Image result for the commuter 2018THE COMMUTER (USA/UK, 2018) **
      Distributor: Lionsgate (USA), StudioCanal (UK); Production Company: StudioCanal / The Picture Company / Ombra Films; Release Date: 8 January 2018 (USA), 19 January 2018 (UK); Filming Dates: 25 July 2016 – September 2016; Running Time: 104m; Colour: Colour; Sound Mix: Dolby Atmos; Film Format: D-Cinema; Film Process: ARRIRAW; Aspect Ratio: 2.39:1; BBFC Cert: 15 – strong violence, injury detail.
      Director: Jaume Collet-Serra; Writer: Byron Willinger, Philip de Blasi, Ryan Engle (based on a story by Byron Willinger and Philip de Blasi); Executive Producer: Jaume Collet-Serra, Michael Dreyer, Ron Halpern, Didier Lupfer; Producer: Alex Heineman, Andrew Rona; Associate Producer: Lacey Darlene Paulson; Director of Photography: Paul Cameron; Music Composer: Roque Baños; Film Editor: Nicolas De Toth; Casting Director: Reg Poerscout-Edgerton; Production Designer: Richard Bridgland; Art Director: Wing Lee; Set Decorator: Tina Jones; Costumes: Jill Taylor, Betsy Heimann; Make-up: Sunday Englis; Sound: James Harrison, Steve Little; Special Effects: Stefano Pepin; Visual Effects: Steven Begg, Adam Rowland.

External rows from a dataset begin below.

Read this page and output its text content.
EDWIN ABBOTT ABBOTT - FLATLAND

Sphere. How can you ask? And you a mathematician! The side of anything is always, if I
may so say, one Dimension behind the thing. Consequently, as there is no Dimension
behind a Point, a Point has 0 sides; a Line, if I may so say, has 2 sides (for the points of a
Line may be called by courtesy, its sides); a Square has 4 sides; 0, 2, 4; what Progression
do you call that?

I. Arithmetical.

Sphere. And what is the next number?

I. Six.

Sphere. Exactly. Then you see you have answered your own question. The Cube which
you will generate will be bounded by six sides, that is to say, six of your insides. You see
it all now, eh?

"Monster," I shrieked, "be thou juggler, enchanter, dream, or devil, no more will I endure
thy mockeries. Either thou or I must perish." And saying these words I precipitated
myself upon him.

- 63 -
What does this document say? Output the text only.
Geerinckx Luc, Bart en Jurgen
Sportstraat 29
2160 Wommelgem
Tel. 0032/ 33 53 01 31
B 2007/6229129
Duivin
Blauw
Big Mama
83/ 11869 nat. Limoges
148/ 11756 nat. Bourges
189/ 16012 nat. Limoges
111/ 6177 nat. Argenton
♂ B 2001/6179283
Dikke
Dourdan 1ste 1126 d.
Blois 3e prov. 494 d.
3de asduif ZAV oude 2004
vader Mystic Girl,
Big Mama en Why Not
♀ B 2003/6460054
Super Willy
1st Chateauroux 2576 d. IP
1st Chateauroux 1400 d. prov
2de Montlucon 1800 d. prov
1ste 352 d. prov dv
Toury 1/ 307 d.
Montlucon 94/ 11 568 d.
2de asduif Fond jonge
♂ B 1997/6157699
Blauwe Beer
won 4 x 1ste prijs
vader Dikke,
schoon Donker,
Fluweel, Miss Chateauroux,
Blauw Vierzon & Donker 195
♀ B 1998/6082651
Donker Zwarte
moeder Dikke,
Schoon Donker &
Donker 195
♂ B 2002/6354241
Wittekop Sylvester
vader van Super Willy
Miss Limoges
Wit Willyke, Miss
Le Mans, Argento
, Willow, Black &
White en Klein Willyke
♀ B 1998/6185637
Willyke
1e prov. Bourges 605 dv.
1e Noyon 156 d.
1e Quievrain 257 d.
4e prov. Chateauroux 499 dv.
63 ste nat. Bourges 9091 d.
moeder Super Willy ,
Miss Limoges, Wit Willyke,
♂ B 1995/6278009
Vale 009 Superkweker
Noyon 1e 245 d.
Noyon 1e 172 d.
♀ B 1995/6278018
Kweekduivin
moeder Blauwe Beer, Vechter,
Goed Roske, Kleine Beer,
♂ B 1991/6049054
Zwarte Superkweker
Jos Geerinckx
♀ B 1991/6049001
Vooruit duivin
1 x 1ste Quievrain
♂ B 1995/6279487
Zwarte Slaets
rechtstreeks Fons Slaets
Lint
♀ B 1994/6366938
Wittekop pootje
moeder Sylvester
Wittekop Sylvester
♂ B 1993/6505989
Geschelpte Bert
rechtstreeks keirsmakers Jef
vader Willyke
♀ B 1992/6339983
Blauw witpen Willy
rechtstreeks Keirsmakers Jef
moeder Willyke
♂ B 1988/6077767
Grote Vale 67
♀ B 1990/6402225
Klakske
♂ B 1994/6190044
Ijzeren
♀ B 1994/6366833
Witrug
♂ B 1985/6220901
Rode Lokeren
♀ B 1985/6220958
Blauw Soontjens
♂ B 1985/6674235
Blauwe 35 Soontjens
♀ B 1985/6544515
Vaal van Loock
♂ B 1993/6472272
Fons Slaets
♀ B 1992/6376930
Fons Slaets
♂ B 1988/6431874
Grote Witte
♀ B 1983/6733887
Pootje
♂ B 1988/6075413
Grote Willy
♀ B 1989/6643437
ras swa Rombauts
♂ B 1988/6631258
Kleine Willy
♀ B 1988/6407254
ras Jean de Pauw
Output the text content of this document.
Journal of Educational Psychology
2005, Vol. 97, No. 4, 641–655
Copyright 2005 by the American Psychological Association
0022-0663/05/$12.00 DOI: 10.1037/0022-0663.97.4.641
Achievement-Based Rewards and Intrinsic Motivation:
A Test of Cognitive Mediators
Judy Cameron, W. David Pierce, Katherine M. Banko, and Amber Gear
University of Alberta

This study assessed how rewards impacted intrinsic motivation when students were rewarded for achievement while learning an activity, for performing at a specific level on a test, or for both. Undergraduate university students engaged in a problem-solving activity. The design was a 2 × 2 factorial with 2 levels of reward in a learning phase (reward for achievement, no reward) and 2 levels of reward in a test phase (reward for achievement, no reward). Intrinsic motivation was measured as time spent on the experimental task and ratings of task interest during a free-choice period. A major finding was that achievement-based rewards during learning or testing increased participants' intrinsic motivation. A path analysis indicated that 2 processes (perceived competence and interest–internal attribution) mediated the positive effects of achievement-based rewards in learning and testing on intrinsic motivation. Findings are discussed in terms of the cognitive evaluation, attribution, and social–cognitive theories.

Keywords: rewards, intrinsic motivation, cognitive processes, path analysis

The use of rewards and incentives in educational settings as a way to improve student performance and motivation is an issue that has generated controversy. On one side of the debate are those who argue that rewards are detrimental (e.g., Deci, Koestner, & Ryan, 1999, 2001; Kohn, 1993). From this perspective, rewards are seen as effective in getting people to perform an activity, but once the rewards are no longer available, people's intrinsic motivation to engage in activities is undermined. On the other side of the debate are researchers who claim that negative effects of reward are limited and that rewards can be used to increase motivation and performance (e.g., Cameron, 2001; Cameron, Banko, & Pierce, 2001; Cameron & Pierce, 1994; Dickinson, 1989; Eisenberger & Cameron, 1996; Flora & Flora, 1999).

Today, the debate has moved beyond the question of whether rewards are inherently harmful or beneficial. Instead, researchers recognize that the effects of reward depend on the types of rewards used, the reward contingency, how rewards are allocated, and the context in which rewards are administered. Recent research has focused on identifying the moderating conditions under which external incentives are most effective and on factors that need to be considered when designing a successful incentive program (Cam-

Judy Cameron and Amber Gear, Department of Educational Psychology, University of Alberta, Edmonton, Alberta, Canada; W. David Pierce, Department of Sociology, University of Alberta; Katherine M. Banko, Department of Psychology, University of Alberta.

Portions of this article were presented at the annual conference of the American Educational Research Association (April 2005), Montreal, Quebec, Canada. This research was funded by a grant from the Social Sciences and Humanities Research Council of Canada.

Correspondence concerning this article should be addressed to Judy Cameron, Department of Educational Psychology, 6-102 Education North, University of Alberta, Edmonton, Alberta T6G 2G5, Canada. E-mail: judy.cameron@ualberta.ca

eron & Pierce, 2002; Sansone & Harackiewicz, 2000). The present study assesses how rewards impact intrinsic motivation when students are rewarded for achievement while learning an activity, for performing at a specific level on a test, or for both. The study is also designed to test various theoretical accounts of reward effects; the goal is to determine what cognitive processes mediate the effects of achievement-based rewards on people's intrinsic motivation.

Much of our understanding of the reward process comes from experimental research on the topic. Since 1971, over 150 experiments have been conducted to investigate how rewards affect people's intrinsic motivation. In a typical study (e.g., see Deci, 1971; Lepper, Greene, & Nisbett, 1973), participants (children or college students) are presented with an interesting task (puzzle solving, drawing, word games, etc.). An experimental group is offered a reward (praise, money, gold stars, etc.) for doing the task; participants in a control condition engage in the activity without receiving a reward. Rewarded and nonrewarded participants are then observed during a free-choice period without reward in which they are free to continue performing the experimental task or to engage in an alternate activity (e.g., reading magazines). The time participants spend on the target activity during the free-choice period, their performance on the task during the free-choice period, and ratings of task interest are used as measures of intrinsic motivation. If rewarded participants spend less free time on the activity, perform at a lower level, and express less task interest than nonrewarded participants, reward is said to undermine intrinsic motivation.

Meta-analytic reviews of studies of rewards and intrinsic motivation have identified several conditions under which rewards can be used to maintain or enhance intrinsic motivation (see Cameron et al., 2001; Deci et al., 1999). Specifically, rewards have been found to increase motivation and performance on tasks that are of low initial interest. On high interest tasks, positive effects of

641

      Cast: Liam Neeson (Michael MacCauley), Vera Farmiga (Joanna), Patrick Wilson (Alex Murphy), Jonathan Banks (Walt), Sam Neill (Captain Hawthorne), Elizabeth McGovern (Karen MacCauley), Killian Scott (Dylan), Shazad Latif (Vince), Andy Nyman (Tony), Clara Lago (Eva), Roland Møller (Jackson), Florence Pugh (Gwen), Dean-Charles Chapman (Danny MacCauley), Ella-Rae Smith (Sofia), Nila Aalia (Sherri), Colin McFarlane (Conductor Sam), Kobna Holdbrook-Smith (Oliver), Adam Nagaitis (Conductor Jimmy), Kingsley Ben-Adir (Agent Garcia), Damson Idris (Agent Denys), Andy Lucas (Manny Engineer), Zaak Conway (Caleb O’Malley), Ben Caplan (Frank), Letitia Wright (Jules Skateboarder), Simon Hibbs (Sean O’Malley), Nathan Wiley (Sniper), Jamie Beamish (Nathan), Ben Nathan (Police Officer), David Alwyn (Platform Trooper), John Alastair (Officer O’Neal), Edward Bluemel (Gwen’s Boyfriend), Aoife Hinds (Jeanie), Alana Maria (Officer Jones), Pat Kiernan (Pat Kiernan), Natalie Duddridge (Natalie Duddridge), Jaime Menéndez (Enrique Mendez).
       Synopsis: An Insurance Salesman/Ex-Cop is caught up in a criminal conspiracy during his daily commute home.
      Comment: Preposterous thriller straight out of the “good ideas” department of the studio corporate wagon. It is almost a carbon-copy re-run of Neeson and Collet-Serra’s previous aeroplane-in-jeopardy collaboration NON-STOP. Whilst it is efficiently made and Neeson, as always, makes for a sympathetic hero, you find yourself scratching your head as to how this could actually be conceived as being in the least bit plausible. The set-pieces are so precisely choreographed they consistently ring false notes, resulting in the deflation of any suspense built through the competent direction and editing. This is formula product assembled for a forgiving modern audience that puts style and visual excitement ahead of intelligent story-telling.